Маркиза остановилась, развернула с рассчитанной медленностью записку и прочла, делая ударение на каждом слове.
«Я не в состоянии, мой дорогой государь, выразить вам беспокойство, в котором я нахожусь; могу ли я без дрожи узнавать, как мало вы заботитесь о вашем сохранении! Ради Бога! берегите лучше жизнь, которая мне дороже моей собственной, если желаете найти меня живой при вашем возвращении. И что же! разве ваша храбрость не довольно известна, точно также, как ваша ловкость, чтоб вам не подставлять себя более новым опасностям? Можете ли вы находить отдохновение войны в упражнении столь трудном и столь опасном!.. Ах! я дрожу от страха. Извините, мой дорогой государь, эти упреки выходящие от горячности моей страсти, и вернитесь, если вы любите, и если хотите успокоить от страха ту, которая вас так нежно любит».
Это письмо было из самых достоверных, и мы сами переписали его у авторов, нам его сохранивших. Окончив это чтение, обер-гофмейстерина, передала, не прибавив ни одного слова собственноручно письмо Алену.

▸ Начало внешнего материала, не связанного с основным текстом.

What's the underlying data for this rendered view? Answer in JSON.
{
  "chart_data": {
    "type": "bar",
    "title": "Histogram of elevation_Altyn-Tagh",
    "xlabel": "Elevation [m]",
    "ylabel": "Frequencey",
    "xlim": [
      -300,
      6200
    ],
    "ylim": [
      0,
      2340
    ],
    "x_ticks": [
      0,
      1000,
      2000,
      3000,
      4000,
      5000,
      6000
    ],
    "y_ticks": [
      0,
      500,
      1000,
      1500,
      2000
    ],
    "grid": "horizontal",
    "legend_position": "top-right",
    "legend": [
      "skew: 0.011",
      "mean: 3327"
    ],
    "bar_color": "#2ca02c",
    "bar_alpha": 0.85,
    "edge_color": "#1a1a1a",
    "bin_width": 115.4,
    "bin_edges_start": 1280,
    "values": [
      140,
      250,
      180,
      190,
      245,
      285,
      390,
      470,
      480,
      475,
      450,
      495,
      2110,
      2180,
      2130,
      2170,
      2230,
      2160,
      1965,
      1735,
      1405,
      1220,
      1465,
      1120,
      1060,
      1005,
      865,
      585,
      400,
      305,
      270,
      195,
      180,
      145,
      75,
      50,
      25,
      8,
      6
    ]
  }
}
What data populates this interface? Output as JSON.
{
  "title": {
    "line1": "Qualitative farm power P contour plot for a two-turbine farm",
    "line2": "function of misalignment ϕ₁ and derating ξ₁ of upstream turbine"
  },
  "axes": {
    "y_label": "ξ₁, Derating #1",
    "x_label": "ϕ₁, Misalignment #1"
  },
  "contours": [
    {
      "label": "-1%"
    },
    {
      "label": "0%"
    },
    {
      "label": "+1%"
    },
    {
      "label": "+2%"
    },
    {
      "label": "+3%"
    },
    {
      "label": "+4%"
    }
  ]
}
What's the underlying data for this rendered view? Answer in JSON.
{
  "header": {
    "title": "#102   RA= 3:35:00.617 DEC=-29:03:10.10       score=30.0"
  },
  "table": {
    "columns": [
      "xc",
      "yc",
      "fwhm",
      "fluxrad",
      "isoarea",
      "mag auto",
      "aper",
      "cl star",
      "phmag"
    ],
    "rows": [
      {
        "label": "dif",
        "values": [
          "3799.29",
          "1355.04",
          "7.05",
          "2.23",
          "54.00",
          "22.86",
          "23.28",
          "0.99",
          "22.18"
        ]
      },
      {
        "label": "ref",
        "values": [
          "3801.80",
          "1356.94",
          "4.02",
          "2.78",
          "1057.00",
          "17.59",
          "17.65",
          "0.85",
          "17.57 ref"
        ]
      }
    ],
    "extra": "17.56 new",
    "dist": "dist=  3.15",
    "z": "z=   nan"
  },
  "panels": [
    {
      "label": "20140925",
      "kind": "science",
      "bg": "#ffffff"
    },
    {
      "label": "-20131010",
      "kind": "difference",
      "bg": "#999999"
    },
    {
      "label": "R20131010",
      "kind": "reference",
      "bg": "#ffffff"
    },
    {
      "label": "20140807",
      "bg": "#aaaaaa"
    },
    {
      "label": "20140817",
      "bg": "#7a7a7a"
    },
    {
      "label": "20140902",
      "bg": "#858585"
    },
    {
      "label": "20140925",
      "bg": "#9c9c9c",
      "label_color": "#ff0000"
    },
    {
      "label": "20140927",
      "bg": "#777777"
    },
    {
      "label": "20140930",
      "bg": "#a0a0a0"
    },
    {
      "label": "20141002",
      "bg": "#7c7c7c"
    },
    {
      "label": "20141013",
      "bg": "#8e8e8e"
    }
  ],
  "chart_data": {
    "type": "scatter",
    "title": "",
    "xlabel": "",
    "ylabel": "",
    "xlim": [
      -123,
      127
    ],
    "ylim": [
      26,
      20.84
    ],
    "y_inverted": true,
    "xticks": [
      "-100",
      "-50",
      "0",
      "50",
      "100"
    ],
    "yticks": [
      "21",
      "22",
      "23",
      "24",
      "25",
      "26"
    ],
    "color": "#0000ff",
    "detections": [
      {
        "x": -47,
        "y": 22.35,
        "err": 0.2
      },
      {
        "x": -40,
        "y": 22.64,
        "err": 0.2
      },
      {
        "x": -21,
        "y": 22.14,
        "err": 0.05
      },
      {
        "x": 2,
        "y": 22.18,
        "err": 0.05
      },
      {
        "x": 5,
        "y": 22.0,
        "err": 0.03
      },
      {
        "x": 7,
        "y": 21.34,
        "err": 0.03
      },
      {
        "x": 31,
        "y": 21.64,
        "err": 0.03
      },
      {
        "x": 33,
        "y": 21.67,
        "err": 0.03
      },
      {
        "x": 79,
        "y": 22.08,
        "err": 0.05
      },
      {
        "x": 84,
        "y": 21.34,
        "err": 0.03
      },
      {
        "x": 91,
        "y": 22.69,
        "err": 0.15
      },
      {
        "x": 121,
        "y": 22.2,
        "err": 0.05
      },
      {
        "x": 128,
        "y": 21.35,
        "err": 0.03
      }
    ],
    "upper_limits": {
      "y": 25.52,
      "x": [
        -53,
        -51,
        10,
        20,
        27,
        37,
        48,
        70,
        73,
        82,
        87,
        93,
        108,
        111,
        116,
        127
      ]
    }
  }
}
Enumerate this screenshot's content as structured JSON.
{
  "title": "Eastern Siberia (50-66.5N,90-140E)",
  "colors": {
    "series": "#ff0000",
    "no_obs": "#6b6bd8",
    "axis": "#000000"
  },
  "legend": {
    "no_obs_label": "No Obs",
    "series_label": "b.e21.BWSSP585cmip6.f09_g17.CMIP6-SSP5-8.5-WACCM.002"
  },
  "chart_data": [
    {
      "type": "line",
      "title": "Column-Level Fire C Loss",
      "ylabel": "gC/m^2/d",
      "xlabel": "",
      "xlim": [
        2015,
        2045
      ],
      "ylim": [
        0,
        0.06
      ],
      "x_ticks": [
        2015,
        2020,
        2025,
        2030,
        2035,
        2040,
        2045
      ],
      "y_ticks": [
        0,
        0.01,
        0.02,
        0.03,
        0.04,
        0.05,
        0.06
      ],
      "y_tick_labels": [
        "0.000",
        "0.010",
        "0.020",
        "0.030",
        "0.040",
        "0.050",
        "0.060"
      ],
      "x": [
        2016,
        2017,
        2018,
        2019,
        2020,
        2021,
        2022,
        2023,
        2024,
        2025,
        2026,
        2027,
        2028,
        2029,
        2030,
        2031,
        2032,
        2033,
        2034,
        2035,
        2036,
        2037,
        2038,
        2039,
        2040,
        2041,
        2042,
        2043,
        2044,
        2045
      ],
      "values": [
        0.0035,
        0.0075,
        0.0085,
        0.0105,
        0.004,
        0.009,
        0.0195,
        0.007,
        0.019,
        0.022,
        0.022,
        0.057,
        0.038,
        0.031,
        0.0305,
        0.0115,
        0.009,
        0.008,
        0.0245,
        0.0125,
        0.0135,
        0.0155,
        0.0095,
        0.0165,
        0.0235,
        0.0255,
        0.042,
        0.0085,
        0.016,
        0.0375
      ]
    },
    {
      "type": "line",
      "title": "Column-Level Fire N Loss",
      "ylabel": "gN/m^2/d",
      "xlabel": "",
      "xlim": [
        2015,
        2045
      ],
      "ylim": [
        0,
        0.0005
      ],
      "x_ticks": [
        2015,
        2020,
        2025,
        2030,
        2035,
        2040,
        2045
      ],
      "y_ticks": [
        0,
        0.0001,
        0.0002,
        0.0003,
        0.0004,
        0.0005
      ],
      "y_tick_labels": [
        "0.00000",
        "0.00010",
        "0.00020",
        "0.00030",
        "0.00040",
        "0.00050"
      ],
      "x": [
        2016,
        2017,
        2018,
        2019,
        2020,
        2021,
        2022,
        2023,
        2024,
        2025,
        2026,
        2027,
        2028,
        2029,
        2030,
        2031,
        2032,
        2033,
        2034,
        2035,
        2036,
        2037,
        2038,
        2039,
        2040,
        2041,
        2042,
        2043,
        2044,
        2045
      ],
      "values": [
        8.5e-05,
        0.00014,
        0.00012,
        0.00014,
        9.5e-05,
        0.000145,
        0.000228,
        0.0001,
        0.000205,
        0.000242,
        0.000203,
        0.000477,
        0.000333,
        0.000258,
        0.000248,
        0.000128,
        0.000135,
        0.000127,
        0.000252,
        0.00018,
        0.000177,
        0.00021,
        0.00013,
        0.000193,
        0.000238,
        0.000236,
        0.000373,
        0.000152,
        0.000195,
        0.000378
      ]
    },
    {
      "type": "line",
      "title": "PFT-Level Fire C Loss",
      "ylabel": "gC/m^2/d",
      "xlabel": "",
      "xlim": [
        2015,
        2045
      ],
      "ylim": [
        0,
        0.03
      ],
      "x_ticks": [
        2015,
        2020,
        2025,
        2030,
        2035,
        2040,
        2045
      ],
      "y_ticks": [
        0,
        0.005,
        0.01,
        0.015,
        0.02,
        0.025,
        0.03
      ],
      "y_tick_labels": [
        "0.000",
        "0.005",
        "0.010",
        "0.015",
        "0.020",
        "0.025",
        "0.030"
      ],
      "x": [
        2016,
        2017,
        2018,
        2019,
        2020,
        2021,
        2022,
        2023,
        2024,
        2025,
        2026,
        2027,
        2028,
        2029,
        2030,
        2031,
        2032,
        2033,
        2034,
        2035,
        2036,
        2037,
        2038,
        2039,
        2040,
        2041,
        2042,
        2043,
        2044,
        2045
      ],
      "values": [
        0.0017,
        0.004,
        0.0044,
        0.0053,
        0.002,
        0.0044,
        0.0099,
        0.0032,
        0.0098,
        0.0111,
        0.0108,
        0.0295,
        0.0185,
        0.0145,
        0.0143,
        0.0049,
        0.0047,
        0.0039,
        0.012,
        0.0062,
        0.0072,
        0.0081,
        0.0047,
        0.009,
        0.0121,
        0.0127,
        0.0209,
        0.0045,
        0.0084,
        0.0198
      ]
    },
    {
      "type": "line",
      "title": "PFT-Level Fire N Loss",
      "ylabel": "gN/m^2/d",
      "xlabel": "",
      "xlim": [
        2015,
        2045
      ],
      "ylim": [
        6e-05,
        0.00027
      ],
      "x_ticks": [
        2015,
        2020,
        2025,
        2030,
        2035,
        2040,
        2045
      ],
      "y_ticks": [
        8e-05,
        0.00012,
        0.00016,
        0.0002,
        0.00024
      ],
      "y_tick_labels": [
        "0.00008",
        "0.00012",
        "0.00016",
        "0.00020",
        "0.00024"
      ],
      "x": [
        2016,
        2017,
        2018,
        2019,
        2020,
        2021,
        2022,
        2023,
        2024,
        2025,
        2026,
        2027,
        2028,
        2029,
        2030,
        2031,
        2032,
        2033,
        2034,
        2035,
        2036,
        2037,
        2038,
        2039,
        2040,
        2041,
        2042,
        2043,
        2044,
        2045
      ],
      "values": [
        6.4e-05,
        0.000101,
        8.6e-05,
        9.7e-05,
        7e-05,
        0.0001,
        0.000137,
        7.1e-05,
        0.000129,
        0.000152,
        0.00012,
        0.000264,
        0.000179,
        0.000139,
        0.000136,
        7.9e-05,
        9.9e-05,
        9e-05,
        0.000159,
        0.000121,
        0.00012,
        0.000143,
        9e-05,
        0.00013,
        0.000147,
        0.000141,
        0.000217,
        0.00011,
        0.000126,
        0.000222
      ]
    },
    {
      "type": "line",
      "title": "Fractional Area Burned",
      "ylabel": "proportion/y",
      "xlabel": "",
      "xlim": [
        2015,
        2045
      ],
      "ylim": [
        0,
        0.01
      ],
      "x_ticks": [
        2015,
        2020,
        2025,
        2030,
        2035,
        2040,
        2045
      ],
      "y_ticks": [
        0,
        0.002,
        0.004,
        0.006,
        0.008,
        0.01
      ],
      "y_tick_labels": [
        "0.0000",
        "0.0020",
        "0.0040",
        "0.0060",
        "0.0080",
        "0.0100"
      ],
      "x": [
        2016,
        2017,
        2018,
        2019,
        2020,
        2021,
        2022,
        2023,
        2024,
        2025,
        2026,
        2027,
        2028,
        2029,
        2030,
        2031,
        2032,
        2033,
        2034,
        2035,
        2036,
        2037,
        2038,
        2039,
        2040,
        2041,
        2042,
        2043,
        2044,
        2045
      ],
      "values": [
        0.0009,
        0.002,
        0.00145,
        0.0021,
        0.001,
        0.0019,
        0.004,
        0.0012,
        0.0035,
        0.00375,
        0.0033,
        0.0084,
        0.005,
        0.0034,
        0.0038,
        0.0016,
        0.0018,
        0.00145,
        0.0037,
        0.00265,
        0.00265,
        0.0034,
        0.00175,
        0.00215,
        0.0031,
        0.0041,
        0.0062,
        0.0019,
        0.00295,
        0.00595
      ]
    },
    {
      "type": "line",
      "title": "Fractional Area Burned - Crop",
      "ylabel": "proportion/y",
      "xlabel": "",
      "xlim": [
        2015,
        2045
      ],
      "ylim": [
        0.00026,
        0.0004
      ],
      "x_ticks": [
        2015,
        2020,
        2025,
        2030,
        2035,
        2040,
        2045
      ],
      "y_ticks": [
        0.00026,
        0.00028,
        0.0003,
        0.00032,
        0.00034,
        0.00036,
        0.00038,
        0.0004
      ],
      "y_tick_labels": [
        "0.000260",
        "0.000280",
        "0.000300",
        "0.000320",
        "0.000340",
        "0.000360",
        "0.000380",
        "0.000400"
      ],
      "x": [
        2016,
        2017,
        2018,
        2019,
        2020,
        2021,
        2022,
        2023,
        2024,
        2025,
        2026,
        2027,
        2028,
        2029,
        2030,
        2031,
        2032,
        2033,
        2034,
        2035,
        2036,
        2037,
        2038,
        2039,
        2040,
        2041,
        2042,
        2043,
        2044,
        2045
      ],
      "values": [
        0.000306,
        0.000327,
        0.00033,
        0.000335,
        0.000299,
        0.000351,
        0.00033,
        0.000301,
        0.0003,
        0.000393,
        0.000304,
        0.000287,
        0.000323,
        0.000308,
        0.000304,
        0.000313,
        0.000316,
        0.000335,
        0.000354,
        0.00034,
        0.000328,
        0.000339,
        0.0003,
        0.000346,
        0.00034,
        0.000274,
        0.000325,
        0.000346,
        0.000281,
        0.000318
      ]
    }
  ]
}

Он её оттолкнул отчаянным движением, так как издали узнал почерк, и сказал с горечью:
— Вы правы, сударыня, это любовь… Но какой изменой записка эта попала в ваши руки?
— Это мой секрет, кавалер, дело это было для меня тем более легко, так как я держу в своей немилости множество союзников, между тем как эта неосторожная кокетка с каждым днем отчуждает своих последних друзей. Но я вам показала и рассказала только половину этого происшествия. Тут будет продолжение.